Let $f: R^2 \rightarrow R^2 $ defined by $f(x,y) = (x+y,xy).$
Claim : Inverse image of each point in $R^2$ under f has at most two elements.
My Claim :
Suppose $f(x,y) = (x+y,xy)= (p,q).$ We have to find suitable x and y.
By solving the equations I get,
$x = \dfrac {p \pm \sqrt{p^2 - 4q}}{2q}, y = p-\dfrac {p \pm \sqrt{p^2 - 4q}}{2q}.$
My doubt is that for those $(p,q)$ such that $p^2 < 4q .$ Inverses doesn't exist.
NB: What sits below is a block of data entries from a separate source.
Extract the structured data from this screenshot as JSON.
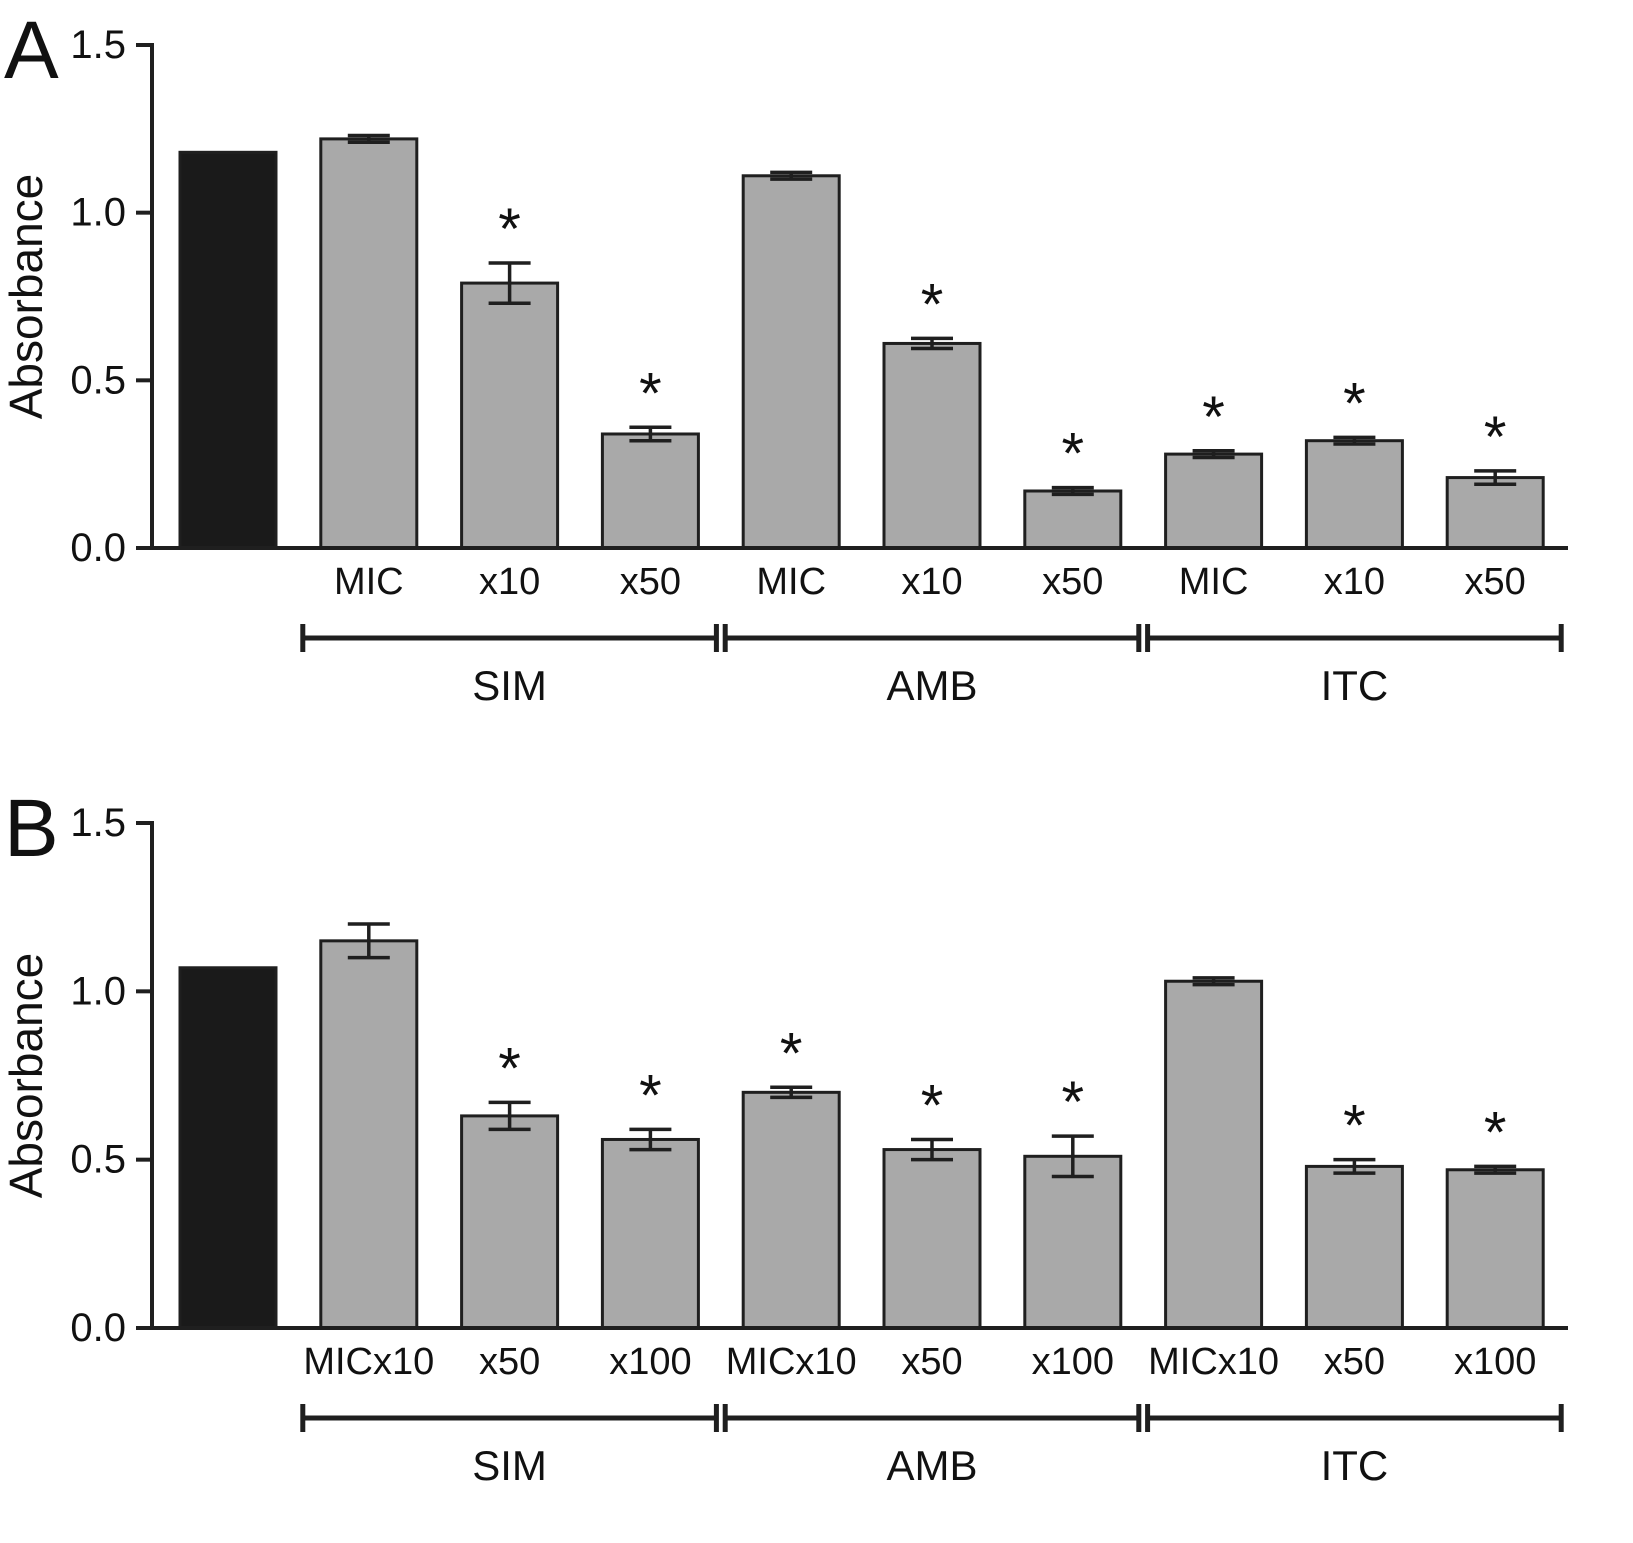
{
  "page": {
    "background": "#ffffff"
  },
  "style": {
    "bar_fill": "#a9a9a9",
    "control_fill": "#1a1a1a",
    "stroke": "#1f1f1f",
    "axis": "#1f1f1f",
    "text": "#111111"
  },
  "chart_data": [
    {
      "type": "bar",
      "panel_label": "A",
      "ylabel": "Absorbance",
      "ylim": [
        0,
        1.5
      ],
      "yticks": [
        "0.0",
        "0.5",
        "1.0",
        "1.5"
      ],
      "bars": [
        {
          "label": "",
          "value": 1.18,
          "error": 0.0,
          "significant": false,
          "control": true
        },
        {
          "label": "MIC",
          "value": 1.22,
          "error": 0.01,
          "significant": false,
          "control": false
        },
        {
          "label": "x10",
          "value": 0.79,
          "error": 0.06,
          "significant": true,
          "control": false
        },
        {
          "label": "x50",
          "value": 0.34,
          "error": 0.02,
          "significant": true,
          "control": false
        },
        {
          "label": "MIC",
          "value": 1.11,
          "error": 0.01,
          "significant": false,
          "control": false
        },
        {
          "label": "x10",
          "value": 0.61,
          "error": 0.015,
          "significant": true,
          "control": false
        },
        {
          "label": "x50",
          "value": 0.17,
          "error": 0.01,
          "significant": true,
          "control": false
        },
        {
          "label": "MIC",
          "value": 0.28,
          "error": 0.01,
          "significant": true,
          "control": false
        },
        {
          "label": "x10",
          "value": 0.32,
          "error": 0.01,
          "significant": true,
          "control": false
        },
        {
          "label": "x50",
          "value": 0.21,
          "error": 0.02,
          "significant": true,
          "control": false
        }
      ],
      "groups": [
        {
          "name": "SIM",
          "start": 1,
          "end": 3
        },
        {
          "name": "AMB",
          "start": 4,
          "end": 6
        },
        {
          "name": "ITC",
          "start": 7,
          "end": 9
        }
      ]
    },
    {
      "type": "bar",
      "panel_label": "B",
      "ylabel": "Absorbance",
      "ylim": [
        0,
        1.5
      ],
      "yticks": [
        "0.0",
        "0.5",
        "1.0",
        "1.5"
      ],
      "bars": [
        {
          "label": "",
          "value": 1.07,
          "error": 0.0,
          "significant": false,
          "control": true
        },
        {
          "label": "MICx10",
          "value": 1.15,
          "error": 0.05,
          "significant": false,
          "control": false
        },
        {
          "label": "x50",
          "value": 0.63,
          "error": 0.04,
          "significant": true,
          "control": false
        },
        {
          "label": "x100",
          "value": 0.56,
          "error": 0.03,
          "significant": true,
          "control": false
        },
        {
          "label": "MICx10",
          "value": 0.7,
          "error": 0.015,
          "significant": true,
          "control": false
        },
        {
          "label": "x50",
          "value": 0.53,
          "error": 0.03,
          "significant": true,
          "control": false
        },
        {
          "label": "x100",
          "value": 0.51,
          "error": 0.06,
          "significant": true,
          "control": false
        },
        {
          "label": "MICx10",
          "value": 1.03,
          "error": 0.01,
          "significant": false,
          "control": false
        },
        {
          "label": "x50",
          "value": 0.48,
          "error": 0.02,
          "significant": true,
          "control": false
        },
        {
          "label": "x100",
          "value": 0.47,
          "error": 0.01,
          "significant": true,
          "control": false
        }
      ],
      "groups": [
        {
          "name": "SIM",
          "start": 1,
          "end": 3
        },
        {
          "name": "AMB",
          "start": 4,
          "end": 6
        },
        {
          "name": "ITC",
          "start": 7,
          "end": 9
        }
      ]
    }
  ]
}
How come inverse exist for all point in $R^2$ ?
On
Given $(p,q)\in{\mathbb R}^2$ you are interested in the set of all pairs $(x,y)$ satisfying $x+y=p$, $xy=q$. By Vieta's theorem $\{x,y\}$ then is the solution set of the quadratic equation $$t^2-pt+q=0\ .\tag{1}$$ Therefore we can say the following: If $p^2-4q>0$ then $(1)$ has two different real solutions $t_1$, $t_2$, giving rise to the two pairs $(t_1,t_2)$ and $(t_2,t_1)$. It follows that $\#f^{-1}(p,q)=2$ in this case. If $p^2-4q=0$ then $(1)$ has one real solution $t_0$, giving rise to the single pair $(t_0,t_0)$. It follows that $\#f^{-1}(p,q)=1$ in this case. If $p^2-4q<0$ then $f^{-1}(p,q)=\emptyset$.
They don't. For example, if $p = 0, q = 1$ then $x + y = p = 0$ implies $x = -y$ but then $xy = -x^2 = q = 1$ has no solution.